One appointment, however, was still on: an audience with the shah. Tanks and armored cars circled the Saadabad Palace in the northern outskirts of Tehran keeping back angry crowds. Their chants could be heard even from inside.

Our host was a broken man. He told us that he had declared martial law the day before because he needed six months of “discipline and calm” so that he could work with the parliament on sweeping democratic reforms. It was hardly a logical political stratagem, and he seemed not believe it himself.

Some advisors were urging him to legalize the underground Communist Party, but he was afraid that the Soviet Union would use it as a pretext for extending “fraternal assistance” to Moscow’s Iranian comrades.

We asked his view of President Carter’s robust human rights policy, especially condemnation of torture by the shah’s secret police, the SAVAK. He claimed that he had already reined in such abuses before Carter came into office. We asked if the U.S. recurring criticism of government repression was bolstering his political enemies. His answer, through pursed lips: “Well, maybe you should ask them.” Other than that, he shied from questions about U.S. policies.

When the 90-minute interview was over, he asked me to stay behind. When the others left, he called for an aide who methodically moved around the room deactivating listening devices hidden in the bookcases.

Once we were alone, he let down his reserve and self-control. He had one matter on his mind: a conviction that the CIA was plotting to overthrow him. I tried several angles to get him to elaborate: What would possibly be the American motive? Did he think that the Carter administration had given up on him? Was the United States hoping that there were moderate Iranians who would be more effective in blocking Khomeini at the head of a radical theocracy?

He refused to say anything more than that America had turned on him.

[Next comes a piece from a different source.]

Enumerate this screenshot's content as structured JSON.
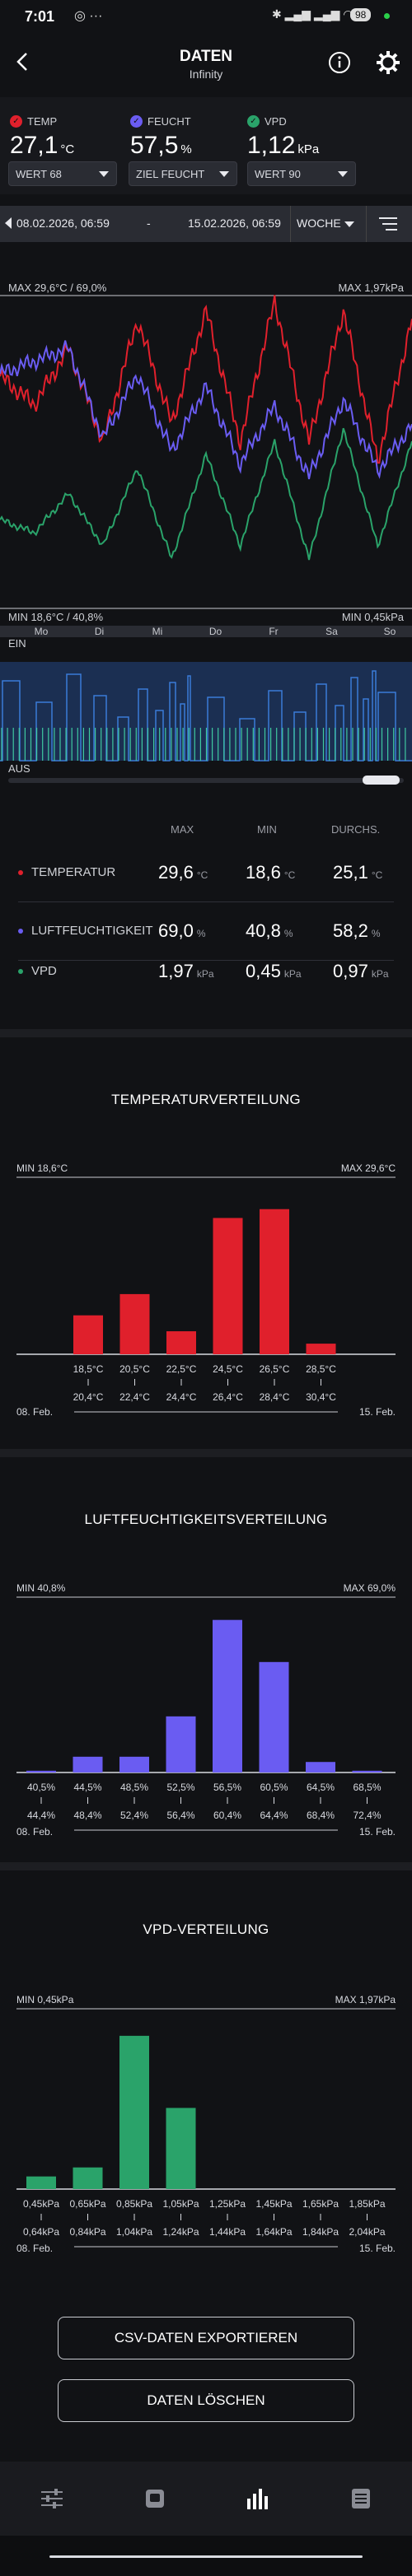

As I left the palace and made my way through swarms of protestors and police, I jumped in a cab and went to the U.S. embassy. I knew Ambassador William Sullivan and asked for an urgent private meeting. When he took me into his office, I said that I had just heard something in private from the shah to pass on, preferably in the “vault,” a windowless chamber that was believed to be secure from the most sophisticated eavesdropping. Rolling his eyes, Sullivan said, “Let me guess. He told you the CIA is out to get him. He’s whispering that to anyone who will listen. Welcome to Tehran.”

I felt more than a touch sheepish. I hadn’t gotten a scoop for my editors nor a sensitive piece of information for the U.S. government. In the article accompanying the interview with the shah, I inserted a sentence: “[T]here is even talk in high circles of another possible villain [other than the Kremlin]: the C.I.A., which is being accused of deliberately infiltrating the opposition so that its agents would be in place in the new government if the shah were overthrown.”

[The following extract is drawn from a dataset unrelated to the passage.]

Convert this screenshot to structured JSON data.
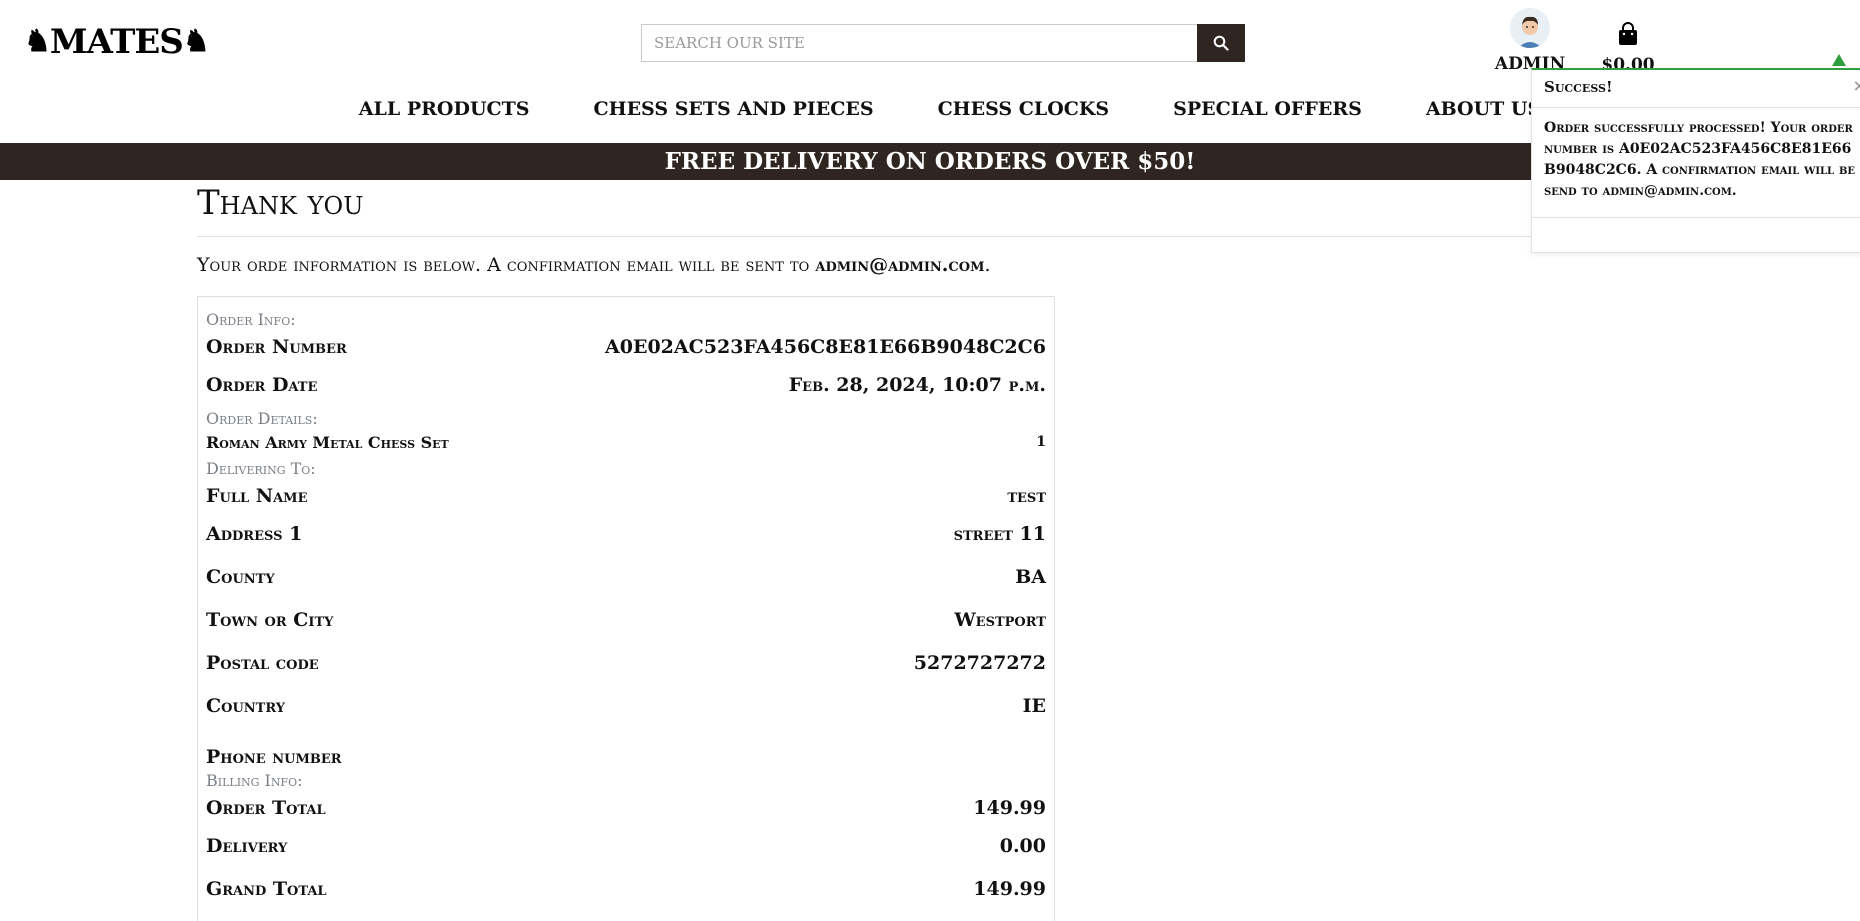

There was, however, one secret that very few knew: The shah’s doctors learned he had a form of leukemia in 1974. Not even the patient knew for some time. During our interview, he answered a question with a cryptic answer. Is this your gravest hour, Your Majesty? With a grim smile, he said: “We have had many hours, including some grave ones.”

An ignominious exit

Five months later, on January 16, 1979, the shah left his realm to the Ayatollahs, never to return. In addition to his lethal disease, his ignominious fate had him flying from country to country, hospital to hospital. The Carter administration grudgingly accepted him for treatment, which contributed to the storming of the American embassy in Tehran and the capture of the staff as hostages on November 4 that year. As a result, the weakening shah had to leave, initially for Panama and eventually to Egypt where he died on 27 July 1980, aged 60, in Cairo. Anwar Sadat gave him a full state funeral.

Fifteen months later, Sadat was gunned down by dissident soldiers during a parade. Joyous demonstrations broke out in Tehran, and the Ayatollahs renamed a street in honor of Lieutenant Khalid Islambouli, the ringleader of the Egyptian assassination squad. The overthrow of one key leader in the Middle East and the martyrdom of another set back American policy in the region in ways that have yet to be recovered.